_Japón

Japón, año 2021

 

Estoy borracho en Roppongi. 

Quiero decir. Estoy en Roppongi. Estoy borracho, sí. Pero nada que ver con el resto de gente del Karaoke Bar. Los asiáticos no metabolizan el alcohol como los caucásicos. Simplemente sus cuerpos no pueden hacerlo aún del mismo modo. 

Sus cuerpos no pueden hacer muchas cosas del mismo modo.

Estoy sentado en un taburete en la barra. Llevo la misma camisa negra, exquisitamente planchada, que aquel día en Londres en 2014, cuando te conocí. Recuerdo la camisa, la distinguiría entre mil millones de camisas idénticas. 

Voy por mi novena cerveza, y el cenicero que tengo a mi derecha requiere ser cambiado por el camarero cada 25 minutos. Las dos últimas veces los he contado, segundo por segundo, mirando al reloj de la pared. Cuando sostengo mi rollie en alto, apoyando el codo sobre la barra, por obtener algún tipo de imagen de algo en mi persona, o simplemente por que me de el humo directamente en mis cansados ojos, que permanecen detrás de las mismas gafas que me compré en Bilbao hace ya 5 años; no puedo evitar ver las pulseras que penden de mi muñeca derecha. 

Hacía muchísimos años que no llevaba ninguna pulsera. La primera, la más grande, que pende de forma más o menos molesta sobre el resto, es una de esas pulseras tácticas fabricadas con paracord y que puedes desenrrollar para obtener una especie de soga de unos 10 metros, con una resistencia en seco de 150 kilos. también tiene un puto silbato, por si te apetece tocar los cojones. 

Bajo ella, como digo, están las 3 pulseras que me regalaste. Sólo tú sabes lo que significan. Nunca me lo dijiste, y nunca te pregunté. 

Llevo las últimas 4 horas aquí viéndolas de golpe cada vez que me olvido, y durante un periodo de tiempo eterno cada vez, divago sobre todo lo que fue y todo lo que pudo haber sido. 
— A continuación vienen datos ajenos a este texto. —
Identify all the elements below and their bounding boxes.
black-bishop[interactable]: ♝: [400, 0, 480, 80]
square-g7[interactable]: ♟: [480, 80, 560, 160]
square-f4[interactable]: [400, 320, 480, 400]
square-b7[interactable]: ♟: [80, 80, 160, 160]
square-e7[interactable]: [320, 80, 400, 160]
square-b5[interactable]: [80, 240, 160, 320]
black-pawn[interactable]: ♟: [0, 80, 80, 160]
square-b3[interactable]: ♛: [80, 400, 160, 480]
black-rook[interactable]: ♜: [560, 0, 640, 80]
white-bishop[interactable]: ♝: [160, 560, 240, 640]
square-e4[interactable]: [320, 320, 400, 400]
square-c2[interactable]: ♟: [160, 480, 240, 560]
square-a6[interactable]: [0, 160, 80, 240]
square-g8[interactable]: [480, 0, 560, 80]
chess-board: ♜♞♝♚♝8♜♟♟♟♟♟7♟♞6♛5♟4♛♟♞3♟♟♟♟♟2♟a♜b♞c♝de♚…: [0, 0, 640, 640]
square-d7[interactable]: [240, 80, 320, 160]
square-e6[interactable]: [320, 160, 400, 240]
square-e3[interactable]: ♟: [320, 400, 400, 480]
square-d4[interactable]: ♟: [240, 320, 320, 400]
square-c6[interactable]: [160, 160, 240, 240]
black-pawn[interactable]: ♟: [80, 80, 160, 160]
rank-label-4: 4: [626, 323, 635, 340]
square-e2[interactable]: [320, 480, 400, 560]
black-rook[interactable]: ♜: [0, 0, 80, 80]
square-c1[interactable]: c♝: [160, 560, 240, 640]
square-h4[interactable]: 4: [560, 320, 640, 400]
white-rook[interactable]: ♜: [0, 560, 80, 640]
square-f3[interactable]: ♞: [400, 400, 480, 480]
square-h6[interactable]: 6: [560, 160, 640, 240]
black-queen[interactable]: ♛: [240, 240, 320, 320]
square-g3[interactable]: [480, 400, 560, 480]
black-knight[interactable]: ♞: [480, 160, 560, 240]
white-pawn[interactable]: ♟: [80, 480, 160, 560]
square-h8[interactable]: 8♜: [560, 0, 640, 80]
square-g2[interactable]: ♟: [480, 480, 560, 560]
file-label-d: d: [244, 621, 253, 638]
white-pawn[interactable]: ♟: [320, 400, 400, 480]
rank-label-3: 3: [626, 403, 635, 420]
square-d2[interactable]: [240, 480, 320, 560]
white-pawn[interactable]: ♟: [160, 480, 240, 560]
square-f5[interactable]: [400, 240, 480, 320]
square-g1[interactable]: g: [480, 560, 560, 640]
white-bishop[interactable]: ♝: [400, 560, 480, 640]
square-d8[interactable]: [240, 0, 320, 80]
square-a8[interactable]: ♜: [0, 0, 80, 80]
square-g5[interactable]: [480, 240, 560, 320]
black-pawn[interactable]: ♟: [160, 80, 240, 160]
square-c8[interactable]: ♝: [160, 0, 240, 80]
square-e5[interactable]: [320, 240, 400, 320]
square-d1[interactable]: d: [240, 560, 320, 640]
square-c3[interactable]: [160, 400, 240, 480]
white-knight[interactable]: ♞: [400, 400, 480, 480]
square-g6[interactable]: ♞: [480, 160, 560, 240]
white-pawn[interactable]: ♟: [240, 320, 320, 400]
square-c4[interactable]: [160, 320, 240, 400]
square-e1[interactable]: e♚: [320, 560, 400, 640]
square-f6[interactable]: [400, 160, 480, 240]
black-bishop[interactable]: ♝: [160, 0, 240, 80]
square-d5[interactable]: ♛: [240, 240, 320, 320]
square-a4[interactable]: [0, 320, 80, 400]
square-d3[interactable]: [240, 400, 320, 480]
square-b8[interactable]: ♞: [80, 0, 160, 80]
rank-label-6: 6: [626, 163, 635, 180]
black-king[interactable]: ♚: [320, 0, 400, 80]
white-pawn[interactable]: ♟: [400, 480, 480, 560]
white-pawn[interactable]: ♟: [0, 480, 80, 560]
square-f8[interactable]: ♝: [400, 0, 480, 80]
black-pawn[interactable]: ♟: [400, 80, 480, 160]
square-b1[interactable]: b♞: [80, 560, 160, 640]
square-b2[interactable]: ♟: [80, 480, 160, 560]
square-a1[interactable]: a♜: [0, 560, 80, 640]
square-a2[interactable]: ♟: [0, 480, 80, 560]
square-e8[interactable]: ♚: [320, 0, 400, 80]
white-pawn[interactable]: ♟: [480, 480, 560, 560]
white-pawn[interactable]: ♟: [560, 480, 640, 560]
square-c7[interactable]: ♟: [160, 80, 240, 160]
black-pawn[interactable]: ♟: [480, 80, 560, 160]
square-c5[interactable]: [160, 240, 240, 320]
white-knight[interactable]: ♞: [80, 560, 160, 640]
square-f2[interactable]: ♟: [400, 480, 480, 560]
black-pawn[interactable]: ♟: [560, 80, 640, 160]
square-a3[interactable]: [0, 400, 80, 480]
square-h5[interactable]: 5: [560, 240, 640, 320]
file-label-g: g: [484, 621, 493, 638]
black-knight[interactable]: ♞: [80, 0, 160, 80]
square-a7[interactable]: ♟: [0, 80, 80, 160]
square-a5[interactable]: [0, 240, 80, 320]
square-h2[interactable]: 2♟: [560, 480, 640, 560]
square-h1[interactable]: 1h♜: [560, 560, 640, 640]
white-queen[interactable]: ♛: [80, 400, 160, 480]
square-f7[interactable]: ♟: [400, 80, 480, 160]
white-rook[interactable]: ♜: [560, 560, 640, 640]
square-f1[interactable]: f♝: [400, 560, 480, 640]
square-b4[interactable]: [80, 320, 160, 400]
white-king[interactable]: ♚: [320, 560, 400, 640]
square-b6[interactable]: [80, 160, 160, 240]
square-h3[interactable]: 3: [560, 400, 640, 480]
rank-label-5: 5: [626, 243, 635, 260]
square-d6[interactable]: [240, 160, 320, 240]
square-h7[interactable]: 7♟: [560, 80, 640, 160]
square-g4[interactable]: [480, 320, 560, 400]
Las ideas se apelotonan en mi cabeza, en parte por el lío que tengo en ella, en parte por las Sapporo Special que produjeron con motivo de la reapertura de la fábrica de Fukushima. 
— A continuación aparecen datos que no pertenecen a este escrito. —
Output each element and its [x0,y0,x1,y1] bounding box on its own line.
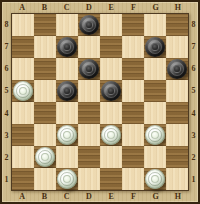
rank-label-left-3: 3 [2,124,11,146]
square-g6[interactable] [144,58,166,80]
rank-label-right-1: 1 [189,169,198,191]
square-g5[interactable] [144,80,166,102]
rank-label-left-6: 6 [2,58,11,80]
square-g8[interactable] [144,14,166,36]
square-g7[interactable] [144,36,166,58]
black-checker-c5[interactable] [57,81,77,101]
square-c4[interactable] [56,102,78,124]
square-a3[interactable] [12,124,34,146]
square-g4[interactable] [144,102,166,124]
square-e4[interactable] [100,102,122,124]
file-label-top-g: G [145,2,167,13]
square-h3[interactable] [166,124,188,146]
square-c7[interactable] [56,36,78,58]
file-label-bottom-f: F [122,191,144,202]
square-h8[interactable] [166,14,188,36]
square-d2[interactable] [78,146,100,168]
square-c1[interactable] [56,168,78,190]
rank-label-right-6: 6 [189,58,198,80]
square-e2[interactable] [100,146,122,168]
file-label-bottom-b: B [33,191,55,202]
square-c2[interactable] [56,146,78,168]
square-b6[interactable] [34,58,56,80]
white-checker-g1[interactable] [145,169,165,189]
square-f3[interactable] [122,124,144,146]
rank-label-left-2: 2 [2,147,11,169]
square-f8[interactable] [122,14,144,36]
white-checker-b2[interactable] [35,147,55,167]
square-e8[interactable] [100,14,122,36]
square-c6[interactable] [56,58,78,80]
square-g3[interactable] [144,124,166,146]
square-a6[interactable] [12,58,34,80]
square-a2[interactable] [12,146,34,168]
file-label-top-a: A [11,2,33,13]
rank-label-right-5: 5 [189,80,198,102]
rank-label-right-7: 7 [189,35,198,57]
file-label-top-f: F [122,2,144,13]
rank-label-right-2: 2 [189,147,198,169]
square-h2[interactable] [166,146,188,168]
square-f5[interactable] [122,80,144,102]
file-label-bottom-h: H [167,191,189,202]
white-checker-c1[interactable] [57,169,77,189]
file-labels-bottom: ABCDEFGH [11,191,189,202]
square-d5[interactable] [78,80,100,102]
square-e6[interactable] [100,58,122,80]
square-c8[interactable] [56,14,78,36]
square-b1[interactable] [34,168,56,190]
square-h5[interactable] [166,80,188,102]
rank-labels-left: 87654321 [2,13,11,191]
square-g2[interactable] [144,146,166,168]
square-d3[interactable] [78,124,100,146]
square-f1[interactable] [122,168,144,190]
square-d7[interactable] [78,36,100,58]
square-e3[interactable] [100,124,122,146]
file-label-bottom-c: C [56,191,78,202]
square-d4[interactable] [78,102,100,124]
rank-label-left-5: 5 [2,80,11,102]
square-a1[interactable] [12,168,34,190]
rank-label-left-8: 8 [2,13,11,35]
black-checker-e5[interactable] [101,81,121,101]
square-h4[interactable] [166,102,188,124]
rank-label-left-1: 1 [2,169,11,191]
file-label-top-c: C [56,2,78,13]
file-labels-top: ABCDEFGH [11,2,189,13]
white-checker-g3[interactable] [145,125,165,145]
square-d6[interactable] [78,58,100,80]
black-checker-h6[interactable] [167,59,187,79]
file-label-bottom-d: D [78,191,100,202]
square-f4[interactable] [122,102,144,124]
file-label-bottom-e: E [100,191,122,202]
file-label-bottom-a: A [11,191,33,202]
square-b7[interactable] [34,36,56,58]
square-f2[interactable] [122,146,144,168]
square-h7[interactable] [166,36,188,58]
file-label-top-e: E [100,2,122,13]
square-h6[interactable] [166,58,188,80]
file-label-top-b: B [33,2,55,13]
square-a8[interactable] [12,14,34,36]
black-checker-g7[interactable] [145,37,165,57]
rank-labels-right: 87654321 [189,13,198,191]
square-a5[interactable] [12,80,34,102]
black-checker-d6[interactable] [79,59,99,79]
file-label-top-d: D [78,2,100,13]
square-b8[interactable] [34,14,56,36]
rank-label-right-3: 3 [189,124,198,146]
black-checker-c7[interactable] [57,37,77,57]
square-e5[interactable] [100,80,122,102]
square-f7[interactable] [122,36,144,58]
white-checker-a5[interactable] [13,81,33,101]
square-f6[interactable] [122,58,144,80]
black-checker-d8[interactable] [79,15,99,35]
file-label-top-h: H [167,2,189,13]
square-d1[interactable] [78,168,100,190]
file-label-bottom-g: G [145,191,167,202]
square-b3[interactable] [34,124,56,146]
checkers-board-frame: ABCDEFGH 87654321 87654321 ABCDEFGH [0,0,200,204]
checkers-board [11,13,189,191]
rank-label-left-4: 4 [2,102,11,124]
square-e1[interactable] [100,168,122,190]
rank-label-right-8: 8 [189,13,198,35]
square-b2[interactable] [34,146,56,168]
square-c3[interactable] [56,124,78,146]
square-a7[interactable] [12,36,34,58]
square-h1[interactable] [166,168,188,190]
white-checker-c3[interactable] [57,125,77,145]
rank-label-right-4: 4 [189,102,198,124]
square-g1[interactable] [144,168,166,190]
square-a4[interactable] [12,102,34,124]
square-d8[interactable] [78,14,100,36]
white-checker-e3[interactable] [101,125,121,145]
square-b5[interactable] [34,80,56,102]
square-c5[interactable] [56,80,78,102]
square-b4[interactable] [34,102,56,124]
square-e7[interactable] [100,36,122,58]
rank-label-left-7: 7 [2,35,11,57]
Recogiste mis pedazos y mi mierda y mis malas formas, después de ver qué es lo que hacía con mi vida. Yo no entendía nada. Te miraba mientras descorchaba otra botella más de vino en mi habitación, y pensaba que todo podría ser contado esa misma noche mientras bebíamos. Pero tú no te ibas. 

Nunca te fuiste. Agarrabas mi brazo, mi hombro mi codo mano antebrazo bíceps, tríceps, agarrabas mi polla, agarrabas mi espina dorsal pero milagrosamente no mis huevos. Nunca los tocaste. “Son enormes”, decías, borracha como una cuba. Me imaginaba que eras una niña inocente que me había dado las fuerzas necesarias para creer en Dios y salvarla de la desgracia que es el Mundo, pero en realidad tú fuiste quien me salvaste. 

Me salvaste de mi mierda, de mí mismo. Me salvaste de Londres. Me salvaste del terrorismo internacional. Me salvaste del tedio del trabajo. Me salvaste, curiosamente, del alcohol, porque beber contigo era beber con Jesucristo mismo, no era beber, era un acto de bondad, era una terapia por fin. Por fin beber era una terapia válida, durante la cual te podía mirar a los ojos y por primera vez en mucho tiempo, no me daban ganas de vomitar o de soltarte un par de codazos en la cabeza.

 

Tú me salvaste. 

 

Para después irte para siempre. 

 

Y aquí estoy, en Roppongi. Estoy en el mismo sitio en el cual me dejaste. No me diste instrucciones, no me avistaste del después. Simplemente todo acabó para ti y yo me quedé ahí como un niño sólo y en pañales, cuestionando nada y todo al mismo tiempo, y bebiendo demasiado rápido. 

 

Me dejaste en Japón hace ya 554 días. 

 

Voy a estar de luto por Siempre Jamás.